That’s pretty much what the history of gender difference science has told us, according to a new book by British science journalist Angela Saini.
In the introduction chapter of Inferior, the British science journalist Angela Saini says very poignantly that at the heart of her book is a “hushed uncertainty… a dark, niggling feeling that we aren’t the same”. The dangerous part of letting such uncertainties fester is that, once in a while, this delicate equilibrium gets messed up – as it was very recently by James Damore. In his now infamous ‘Google memo’, the former Google employee made an impassioned plea to the company to stop being in denial of what science tells us about biological differences between the sexes. To spare us the trouble of finding out what these differences are, he lists them out himself:
- Women on average show a higher interest in people and men in things,
- Women on average are more cooperative,
- Women on average are more prone to anxiety,
- Women on average look for more work-life balance while men have a higher drive for status on average,
- Women on average are more gregarious than assertive,
- Women on average are more agreeable.
In all likelihood, Damore meant well. He genuinely felt that there was something revolutionary in his ideas that could improve the future of his company. There have been plenty of clever rebuttals to Damore’s memo, which he’d titled ‘Google’s Ideological Echo Chamber – How bias clouds our thinking about diversity and inclusion’. But the perfect and most comprehensive one was coincidentally published shortly before he even wrote it. One may speculate that if only Damore had got himself a copy of Angela Saini’s book, Inferior: How Science Got Women Wrong and the New Research That’s Rewriting The Story, in time, the painful ‘Google memo’ may never been written.
Damore’s memo advocates paying more attention to the science investigating sex differences and Saini does exactly that in her book. The results are not always what you’d expect or what you’d want them to be. Stories behind the scientific studies that form the basis of most stereotypes are more complex than we think. Oft-seen headlines like ‘men are biologically built to cheat’ actually might be a gross extrapolation of an experiment involving fruit flies in a lab.

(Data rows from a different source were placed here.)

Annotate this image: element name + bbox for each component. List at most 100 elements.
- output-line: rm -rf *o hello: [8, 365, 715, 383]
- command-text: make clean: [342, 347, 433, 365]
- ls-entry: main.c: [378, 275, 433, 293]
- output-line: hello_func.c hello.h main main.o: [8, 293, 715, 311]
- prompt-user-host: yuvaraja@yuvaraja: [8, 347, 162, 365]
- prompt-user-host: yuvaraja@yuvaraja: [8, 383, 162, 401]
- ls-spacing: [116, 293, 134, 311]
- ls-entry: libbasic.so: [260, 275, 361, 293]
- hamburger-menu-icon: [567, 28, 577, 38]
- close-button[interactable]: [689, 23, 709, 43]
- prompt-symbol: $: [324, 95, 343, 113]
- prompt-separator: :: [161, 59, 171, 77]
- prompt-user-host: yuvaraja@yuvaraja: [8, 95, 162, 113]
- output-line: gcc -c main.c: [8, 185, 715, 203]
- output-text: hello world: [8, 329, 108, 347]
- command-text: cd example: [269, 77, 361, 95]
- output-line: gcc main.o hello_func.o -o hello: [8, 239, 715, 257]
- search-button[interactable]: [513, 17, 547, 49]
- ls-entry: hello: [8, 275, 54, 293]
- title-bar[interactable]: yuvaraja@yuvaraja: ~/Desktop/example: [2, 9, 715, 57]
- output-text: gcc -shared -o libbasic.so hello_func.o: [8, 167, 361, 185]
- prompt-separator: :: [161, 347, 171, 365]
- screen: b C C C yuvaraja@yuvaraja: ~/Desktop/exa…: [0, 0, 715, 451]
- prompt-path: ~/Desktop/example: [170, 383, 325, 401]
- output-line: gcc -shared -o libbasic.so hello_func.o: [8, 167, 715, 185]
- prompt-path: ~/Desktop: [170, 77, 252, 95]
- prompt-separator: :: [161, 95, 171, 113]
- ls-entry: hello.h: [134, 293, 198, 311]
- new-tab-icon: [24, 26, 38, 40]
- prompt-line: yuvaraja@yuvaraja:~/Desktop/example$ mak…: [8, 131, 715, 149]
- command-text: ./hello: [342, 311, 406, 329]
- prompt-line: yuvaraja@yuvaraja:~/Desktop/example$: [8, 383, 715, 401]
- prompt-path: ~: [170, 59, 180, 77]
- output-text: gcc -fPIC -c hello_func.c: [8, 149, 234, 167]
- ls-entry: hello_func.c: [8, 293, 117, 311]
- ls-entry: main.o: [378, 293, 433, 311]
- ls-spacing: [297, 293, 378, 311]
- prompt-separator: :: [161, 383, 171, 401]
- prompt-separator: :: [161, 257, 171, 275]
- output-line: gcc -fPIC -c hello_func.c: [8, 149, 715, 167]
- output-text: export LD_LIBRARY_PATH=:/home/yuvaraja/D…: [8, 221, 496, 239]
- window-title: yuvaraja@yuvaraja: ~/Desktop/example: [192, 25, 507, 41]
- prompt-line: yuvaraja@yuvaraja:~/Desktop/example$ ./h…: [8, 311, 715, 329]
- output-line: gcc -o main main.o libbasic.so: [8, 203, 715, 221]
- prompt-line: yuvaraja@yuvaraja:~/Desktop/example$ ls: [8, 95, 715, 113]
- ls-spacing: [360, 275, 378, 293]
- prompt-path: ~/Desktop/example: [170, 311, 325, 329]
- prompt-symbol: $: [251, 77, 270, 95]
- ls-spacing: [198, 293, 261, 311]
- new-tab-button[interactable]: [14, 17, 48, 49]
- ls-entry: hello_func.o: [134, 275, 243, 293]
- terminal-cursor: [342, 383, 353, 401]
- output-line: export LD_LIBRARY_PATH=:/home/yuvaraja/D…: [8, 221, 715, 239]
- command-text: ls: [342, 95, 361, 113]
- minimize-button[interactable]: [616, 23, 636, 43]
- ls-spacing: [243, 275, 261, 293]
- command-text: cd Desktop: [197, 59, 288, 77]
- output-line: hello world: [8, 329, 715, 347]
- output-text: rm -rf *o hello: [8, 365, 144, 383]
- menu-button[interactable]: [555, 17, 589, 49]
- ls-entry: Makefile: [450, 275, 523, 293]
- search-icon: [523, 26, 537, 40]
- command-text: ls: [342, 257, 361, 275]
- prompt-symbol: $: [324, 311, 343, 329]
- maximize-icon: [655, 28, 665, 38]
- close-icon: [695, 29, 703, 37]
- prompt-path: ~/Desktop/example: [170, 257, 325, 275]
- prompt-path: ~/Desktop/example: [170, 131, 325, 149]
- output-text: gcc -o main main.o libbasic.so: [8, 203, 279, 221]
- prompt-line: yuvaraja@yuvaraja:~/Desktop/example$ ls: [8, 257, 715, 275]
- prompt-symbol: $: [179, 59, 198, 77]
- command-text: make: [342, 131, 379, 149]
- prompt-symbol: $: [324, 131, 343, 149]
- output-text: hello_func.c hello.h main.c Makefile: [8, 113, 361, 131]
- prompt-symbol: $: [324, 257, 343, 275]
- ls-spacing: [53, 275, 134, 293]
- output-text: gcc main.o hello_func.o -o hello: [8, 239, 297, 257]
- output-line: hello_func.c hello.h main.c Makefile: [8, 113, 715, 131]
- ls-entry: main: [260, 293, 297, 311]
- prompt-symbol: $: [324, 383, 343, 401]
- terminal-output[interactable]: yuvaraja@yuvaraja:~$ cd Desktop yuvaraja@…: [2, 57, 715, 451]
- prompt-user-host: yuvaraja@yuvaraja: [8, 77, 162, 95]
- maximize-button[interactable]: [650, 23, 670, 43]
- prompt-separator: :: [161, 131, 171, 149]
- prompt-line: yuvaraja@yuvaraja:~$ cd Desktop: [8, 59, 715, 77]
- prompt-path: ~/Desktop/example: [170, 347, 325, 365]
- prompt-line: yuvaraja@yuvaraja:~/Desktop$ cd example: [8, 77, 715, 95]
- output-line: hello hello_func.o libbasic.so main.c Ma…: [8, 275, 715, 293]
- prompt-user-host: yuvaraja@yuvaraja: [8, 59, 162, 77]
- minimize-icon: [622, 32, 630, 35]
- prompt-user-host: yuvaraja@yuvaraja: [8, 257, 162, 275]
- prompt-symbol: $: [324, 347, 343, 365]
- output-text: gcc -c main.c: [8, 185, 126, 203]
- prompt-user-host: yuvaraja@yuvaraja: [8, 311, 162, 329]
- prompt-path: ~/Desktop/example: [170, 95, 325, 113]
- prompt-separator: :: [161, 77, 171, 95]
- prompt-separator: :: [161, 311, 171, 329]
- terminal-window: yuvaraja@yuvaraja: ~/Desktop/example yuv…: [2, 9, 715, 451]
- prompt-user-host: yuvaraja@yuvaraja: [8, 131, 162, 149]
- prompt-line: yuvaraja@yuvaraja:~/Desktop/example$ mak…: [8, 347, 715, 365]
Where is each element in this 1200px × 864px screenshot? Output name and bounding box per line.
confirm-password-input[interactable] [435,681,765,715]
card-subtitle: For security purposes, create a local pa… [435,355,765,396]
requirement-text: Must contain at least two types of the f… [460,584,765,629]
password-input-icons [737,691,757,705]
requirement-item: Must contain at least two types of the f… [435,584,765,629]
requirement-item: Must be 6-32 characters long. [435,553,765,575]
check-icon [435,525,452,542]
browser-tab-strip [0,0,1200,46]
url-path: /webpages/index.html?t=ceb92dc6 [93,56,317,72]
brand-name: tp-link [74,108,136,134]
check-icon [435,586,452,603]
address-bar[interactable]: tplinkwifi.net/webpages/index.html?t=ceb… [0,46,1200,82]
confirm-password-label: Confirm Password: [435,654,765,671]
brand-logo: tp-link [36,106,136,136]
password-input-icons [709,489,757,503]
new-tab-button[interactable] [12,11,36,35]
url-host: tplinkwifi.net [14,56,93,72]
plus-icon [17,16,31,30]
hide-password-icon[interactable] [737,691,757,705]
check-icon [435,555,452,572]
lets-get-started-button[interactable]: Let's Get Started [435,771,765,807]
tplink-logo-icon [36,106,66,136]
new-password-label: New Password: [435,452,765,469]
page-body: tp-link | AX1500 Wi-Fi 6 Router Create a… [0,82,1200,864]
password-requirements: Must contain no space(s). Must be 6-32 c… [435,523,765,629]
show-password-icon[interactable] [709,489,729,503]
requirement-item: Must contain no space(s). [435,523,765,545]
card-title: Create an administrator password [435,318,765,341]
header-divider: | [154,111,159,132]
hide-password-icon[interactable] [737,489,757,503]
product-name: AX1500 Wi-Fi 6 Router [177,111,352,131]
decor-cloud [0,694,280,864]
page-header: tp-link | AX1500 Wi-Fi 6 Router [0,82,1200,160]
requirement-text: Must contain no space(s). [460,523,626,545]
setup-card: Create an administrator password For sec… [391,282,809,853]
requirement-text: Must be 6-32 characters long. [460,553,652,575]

More interestingly, Saini also delves into the lives of the people behind this research and their inherent biases. “Having more women in science is changing how science is done,” she says, and she illustrates these with stories historical and contemporary. A perfect example of this is the case of primatology – the study of primates. Until the 1970s, the field of primatology was male-dominated. But only when women finally entered the field did many important phenomena to come to light.
For example, it took Amy Parish’s observations for it to be recognised that bonobos, which, along with chimpanzees, are humans’ closest primate relatives, live in communities where females dominate, have multiple sexual partners and often attack males. These had been documented by zoos and vets all over but Parish found that each observer had thought of this as a freak incident. “We built all of our models of evolution based on a chimp model. Patriarchal, hunting, meat-eating, male-bonding, male aggression towards females, infanticide, sexual coercion. Bonobos turned all this on its head,” Parish tells Saini in the book. Today, primatology is seen as a female-dominated field, with big names like Jane Goodall and Dian Fossey having made significant contributions.
The other great value in Saini’s book is how she goes into not just landmark studies but also their aftermath and attempts to replicate them. Shockingly, quite a few of these major studies have been followed by similar studies where the initial results could not be reproduced. In some cases, contrasting results were observed. We all have it drilled into our brain that “science says” that men are more naturally promiscuous but how many of us know that the very experiment that this saying is based on was later replicated to show that females are just as promiscuous? Saini is disheartened to find out that scientists themselves are sometimes so attached to their own principles that they don’t even bother reading replication studies, which have shown up serious gaps in many experiments.
Even though scientific research is what takes this book forward, the themes are universal enough for anybody to get hooked. And it’s less than 250 pages long. It helps that Saini frequently draws parallels to topics of current relevance, like the Delhi gang-rape and female genital mutilation.The quantity of information packed in the book is tremendous and it could have been really easy for discontinuities and rambles to slip in, but if they did, I didn’t notice. Saini manages to tell the story without losing her eye on the plot.
The book will provoke readers to rethink assumptions about gender that we have knowingly or unknowingly taken refuge in for most of our lives. It exposes serious flaws in the scientific method when it comes to gender differences, and that scientists and the media need to be much more discerning. The only thing that science has definitively told us so far is that binary notions of ‘the average woman’ and ‘the average man’ are far too simplistic to describe the phenomenon of gender. So Saini’s investigation is proof that Damore is guilty of the very accusation that he places on Google: of being in denial of what science tells us about biological differences between the sexes.
Our society has a lot of understanding to gain by reading Inferior. It is a book that is definitely worthy of being translated into many other languages.